As for Tristan, Burt and Kitty's son, he has renamed himself Tim and moved to Europe. There he has immersed himself in the folk music of the Lemko people, the Carpathian ancestors from whom Kitty is descended. Lemko folk music should be performed in the hills to an audience of goats and clouds, Burt observes in the tone that, once you get beyond his polite reverence for all things medieval, can be caustic. Trust me, the stuff is unpalatable to human ears.

The trajectory of the story takes Burt to Europe from upstate New York, where he and Kitty ran a Victorian inn. His ticket is one way. Though he is seemingly going to Germany to honor the 900th birthday of Hildegard von Bingen, the medieval anchoress, theologian, visionary, naturalist and composer so adored by today's more esoterically disposed females, he has ambivalent feelings about traveling in this company.

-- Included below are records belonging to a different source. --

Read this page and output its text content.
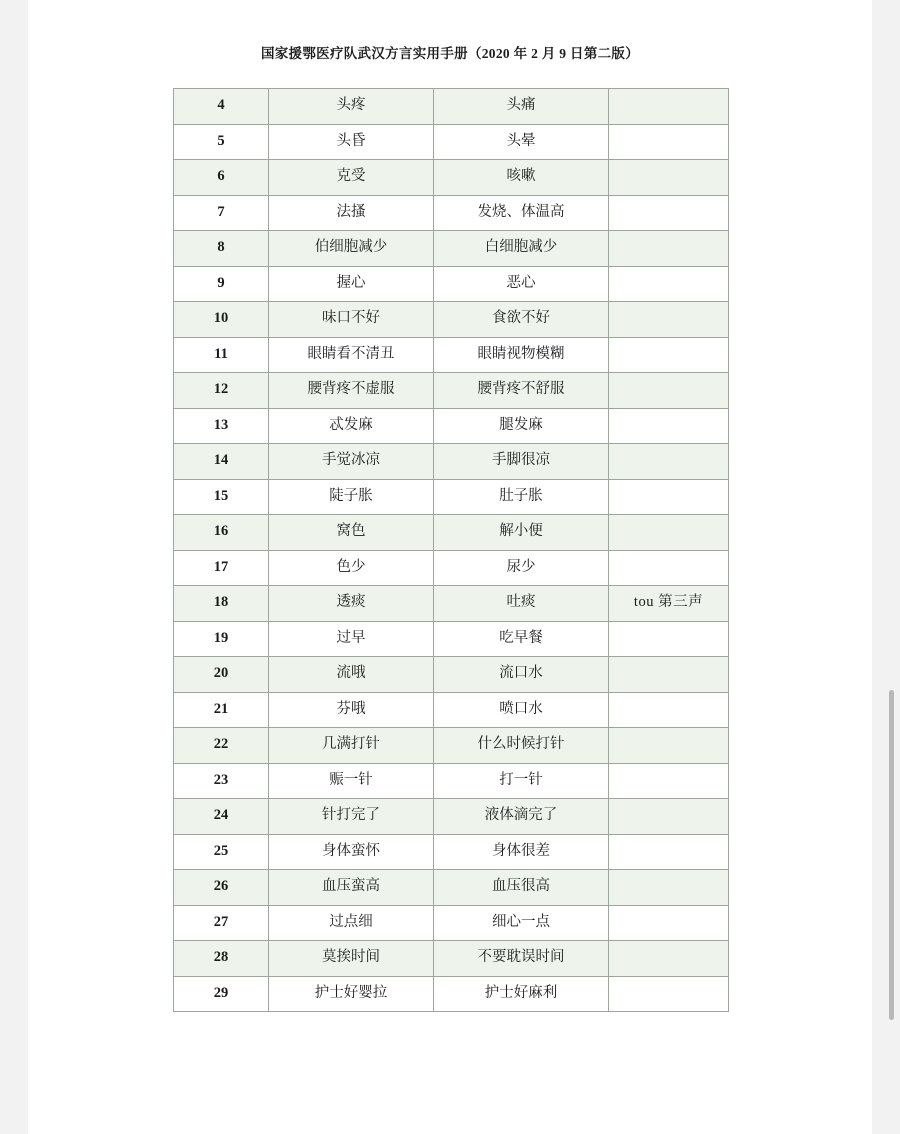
国家援鄂医疗队武汉方言实用手册（2020 年 2 月 9 日第二版）
4	头疼	头痛	
5	头昏	头晕	
6	克受	咳嗽	
7	法搔	发烧、体温高	
8	伯细胞减少	白细胞减少	
9	握心	恶心	
10	味口不好	食欲不好	
11	眼睛看不清丑	眼睛视物模糊	
12	腰背疼不虚服	腰背疼不舒服	
13	忒发麻	腿发麻	
14	手觉冰凉	手脚很凉	
15	陡子胀	肚子胀	
16	窝色	解小便	
17	色少	尿少	
18	透痰	吐痰	tou 第三声
19	过早	吃早餐	
20	流哦	流口水	
21	芬哦	喷口水	
22	几满打针	什么时候打针	
23	赈一针	打一针	
24	针打完了	液体滴完了	
25	身体蛮怀	身体很差	
26	血压蛮高	血压很高	
27	过点细	细心一点	
28	莫挨时间	不要耽误时间	
29	护士好婴拉	护士好麻利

One of the pilgrims, a child named Heather, already has a reputation as a fearsome pedant and has been known to argue that the crown seen at Burger King is actually a ducal coronet. With his usual mordant acuity, Burt notices that Heather punches in the sign of the cross as if emergency-dialing a telephone.

Burt intends to stay in Europe, find his lost son and settle old scores. In this regard Mr. Wodicka's novel follows a fairly conventional structure and seems headed, even in its quirkily roundabout way, toward traditional forms of resolution. Certainly Burt will come to terms with Kitty's death. (He does so in a startlingly poignant scene that equates true love to the storming of a fortress, with Burt's commandeering a siege-tower prop to reach Kitty's bedroom.) And Burt will try to patch up his relationships with both children before the book is over.

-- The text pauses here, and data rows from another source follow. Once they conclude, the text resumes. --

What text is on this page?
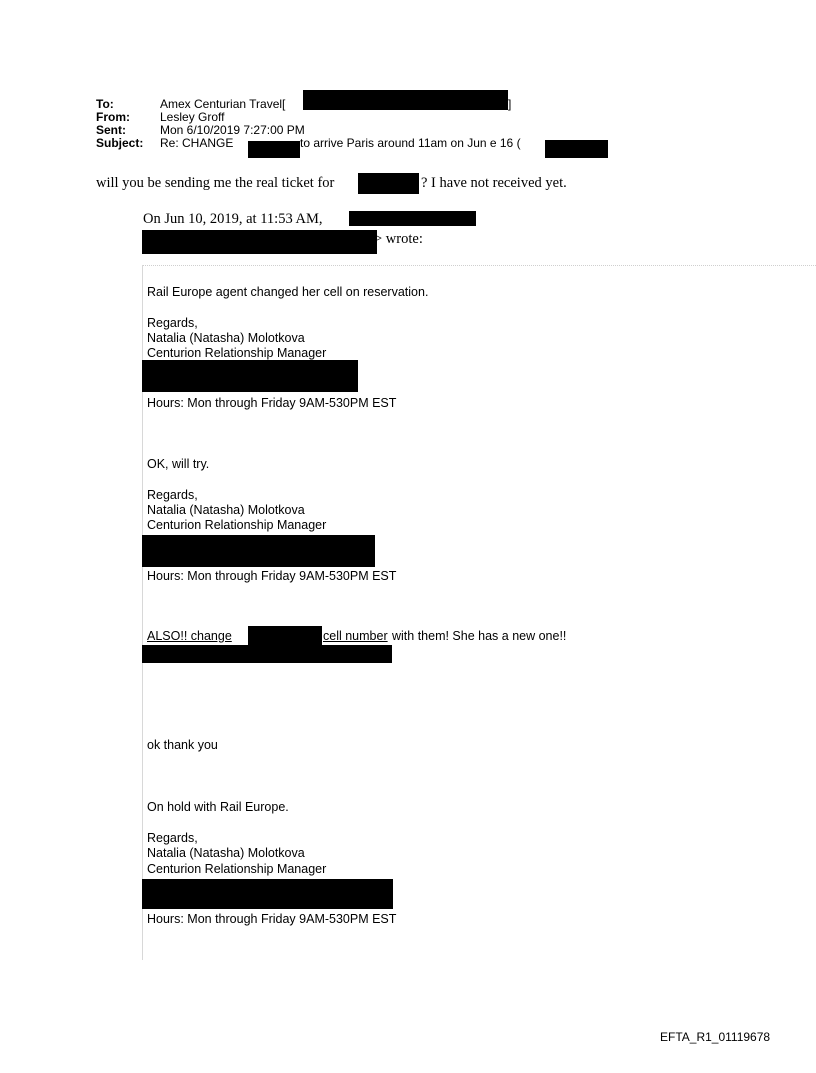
To:	Amex Centurian Travel[	]
From:	Lesley Groff
Sent:	Mon 6/10/2019 7:27:00 PM
Subject: Re: CHANGE	to arrive Paris around 11am on Jun e 16 (
will you be sending me the real ticket for	? I have not received yet.
On Jun 10, 2019, at 11:53 AM,
> wrote:
Rail Europe agent changed her cell on reservation.
Regards,
Natalia (Natasha) Molotkova
Centurion Relationship Manager
Hours: Mon through Friday 9AM-530PM EST
OK, will try.
Regards,
Natalia (Natasha) Molotkova
Centurion Relationship Manager
Hours: Mon through Friday 9AM-530PM EST
ALSO!! change	cell number with them! She has a new one!!
ok thank you
On hold with Rail Europe.
Regards,
Natalia (Natasha) Molotkova
Centurion Relationship Manager
Hours: Mon through Friday 9AM-530PM EST
EFTA_R1_01119678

But Mr. Wodicka succeeds in keeping this story bittersweet and unpredictable. He is not in the business of confecting happy endings; he is more drawn to Pyrrhic victories. The book's structural need to send Burt on a voyage of self-discovery does not require the light of undue sunshine. And Burt, as a man whose visit to a present-day Central European nightclub reminds him of Hieronymus Bosch and St. Vitus' dance, is in no danger of succumbing to unwarranted optimism. The benediction of the title is as guardedly encouraging as this book gets.

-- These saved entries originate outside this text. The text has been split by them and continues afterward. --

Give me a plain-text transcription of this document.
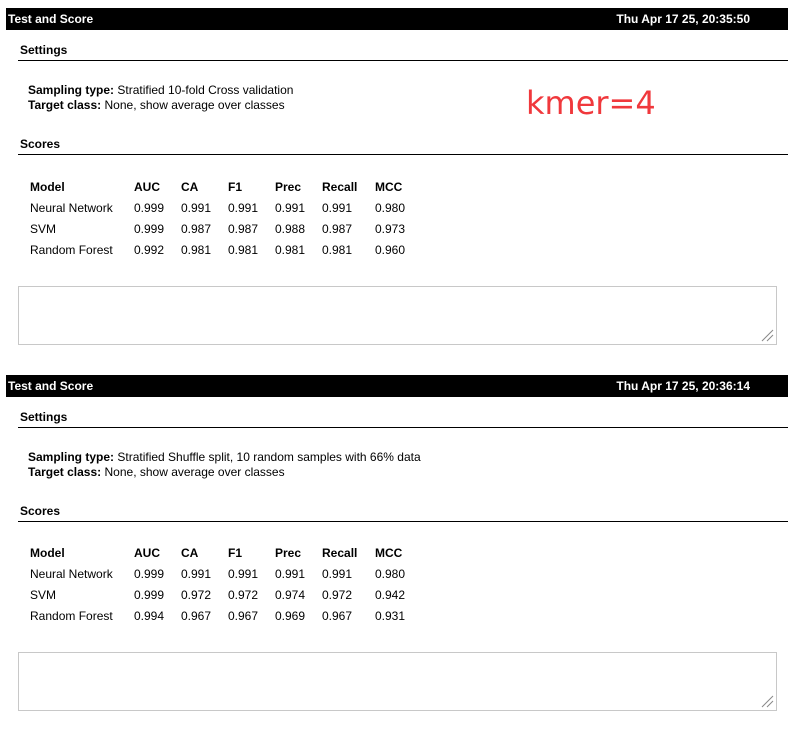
Test and Score	Thu Apr 17 25, 20:35:50
Settings
Sampling type: Stratified 10-fold Cross validation
Target class: None, show average over classes
Scores
Model	AUC	CA	F1	Prec	Recall	MCC
Neural Network	0.999	0.991	0.991	0.991	0.991	0.980
SVM	0.999	0.987	0.987	0.988	0.987	0.973
Random Forest	0.992	0.981	0.981	0.981	0.981	0.960
Test and Score	Thu Apr 17 25, 20:36:14
Settings
Sampling type: Stratified Shuffle split, 10 random samples with 66% data
Target class: None, show average over classes
Scores
Model	AUC	CA	F1	Prec	Recall	MCC
Neural Network	0.999	0.991	0.991	0.991	0.991	0.980
SVM	0.999	0.972	0.972	0.974	0.972	0.942
Random Forest	0.994	0.967	0.967	0.969	0.967	0.931
kmer=4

All Shall Be Well ... works hard to flog the contrasts between medieval and modern life for comic purposes. Mr. Wodicka envisions the Burt of A.D. 1965, teaching school and trying unsuccessfully to hand out copies of the Magna Carta to his students, leading a dim workaday life that Kitty would soon brighten. He depicts the endless friction between Burt and his mother-in-law, Anna Bibko, a Lemko who is guided by her senses of traditionalism and grievance, not necessarily in that order. He notes that Anna hates Burt so much that Burt has had to use the name Vaclav Havel to get her on the telephone.

Anna serves as a reminder that the words of this book's title are a hope, not a promise. Like Kitty's death, Burt's dread and his family's disintegration, Anna underscores Mr. Wodicka's suitably ancient theme: memento mori. In Burt's more artfully comic phrase, she is a U-boat beneath us all.